Es la crisis actual que ha venido a trastocar todos los planos de la vida, la que ha hecho visible no sólo el descuido, el desmantelamiento de la infraestructura, la escasez de recursos, las condiciones de desprotección en que las personas a cargo desarrollan tales funciones. Todo lo cual da cuenta del abandono de las condiciones materiales del cuidado, de la falta de valoración social de quienes las realizan, y más radical aún, lo que va de suyo con el cuidado, la vida misma y la calidad de ésta.

La crítica feminista desmanteló las pretensiones de feminización y naturalización de tales tareas, su categorización socio-económica como labor -conforme a su cariz reproductor-, más que como un trabajo con su correspondiente valorización social y monetaria; y, a la par, amplió su óptica de análisis tanto al pensar la intersección entre familia, mercado y Estado, como al plantear la exigencia de la organización social del cuidado.

La precarización como sello de las formas de gobernanza neoliberal no sólo ha naturalizado la desprotección, escasez e incertidumbre en la vida de las sociedades, ha transferido la administración de los costos y riesgos de la sobrevivencia al plano individual, y ha capitalizado como un activo el sistema de género, feminizando -devaluando- el trabajo productivo y reproductivo.

Por efecto de la crisis sanitaria y económica la naturalización de tal modelo organizativo y sus secuelas se ve trastocada, puesta al desnudo; que la precariedad y vulnerabilidad alcance a todos los sectores sociales, cobre la forma de experiencia generalizada, alberga la posibilidad de que una sensibilidad social adormecida colija que el cuidado de la vida es una responsabilidad colectiva, que es menester trazar estrategias que en forma colectiva, institucional y estructural, rediseñe sus formas organizativas.
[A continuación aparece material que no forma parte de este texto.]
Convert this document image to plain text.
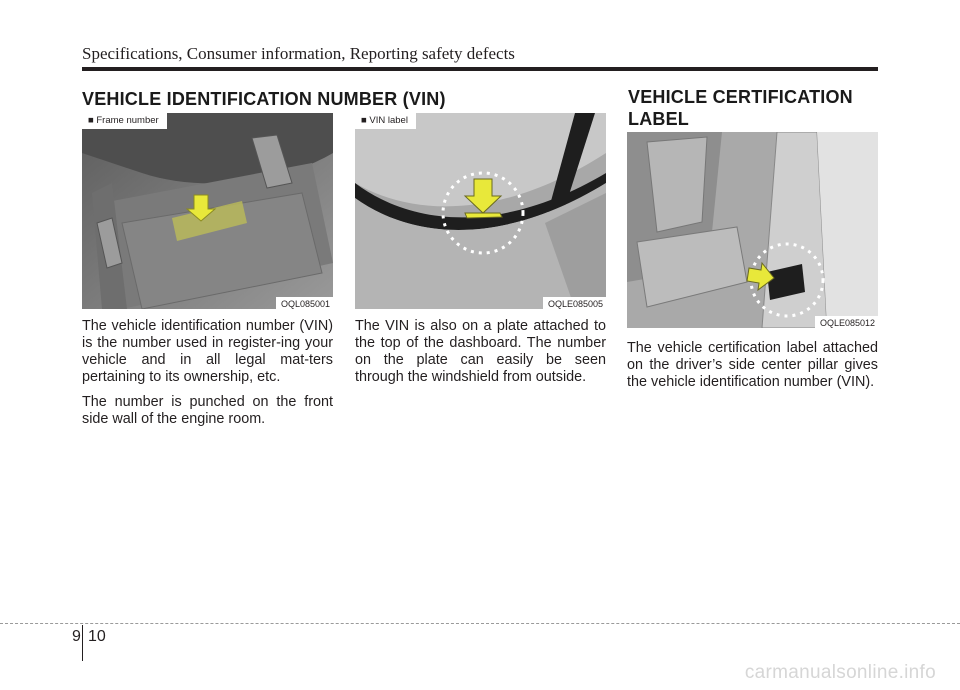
Specifications, Consumer information, Reporting safety defects
VEHICLE IDENTIFICATION NUMBER (VIN)	VEHICLE CERTIFICATION
LABEL
■ Frame number
OQL085001
■ VIN label
OQLE085005
OQLE085012

The vehicle identification number (VIN) is the number used in register-ing your vehicle and in all legal mat-ters pertaining to its ownership, etc.

The number is punched on the front side wall of the engine room.

The VIN is also on a plate attached to the top of the dashboard. The number on the plate can easily be seen through the windshield from outside.

The vehicle certification label attached on the driver’s side center pillar gives the vehicle identification number (VIN).

9 10
carmanualsonline.info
No falta razón, a quienes desde la investigación o en la expresión de posicionamientos públicos reivindican el que las prácticas del cuidado son tanto un trabajo como un derecho que reclama su universalización, y si bien tales posturas dimensionan la veta ética que va en juego y con ello la revaloración de la vida y la de la dignidad de la persona que recibe los cuidados y la de quienes los prodigan, es un llamado que sólo tiene posibilidades de fructificar en tanto se sustente en la exigencia de políticas públicas para las que el compromiso con estándares de desarrollo humano no les sea ajeno.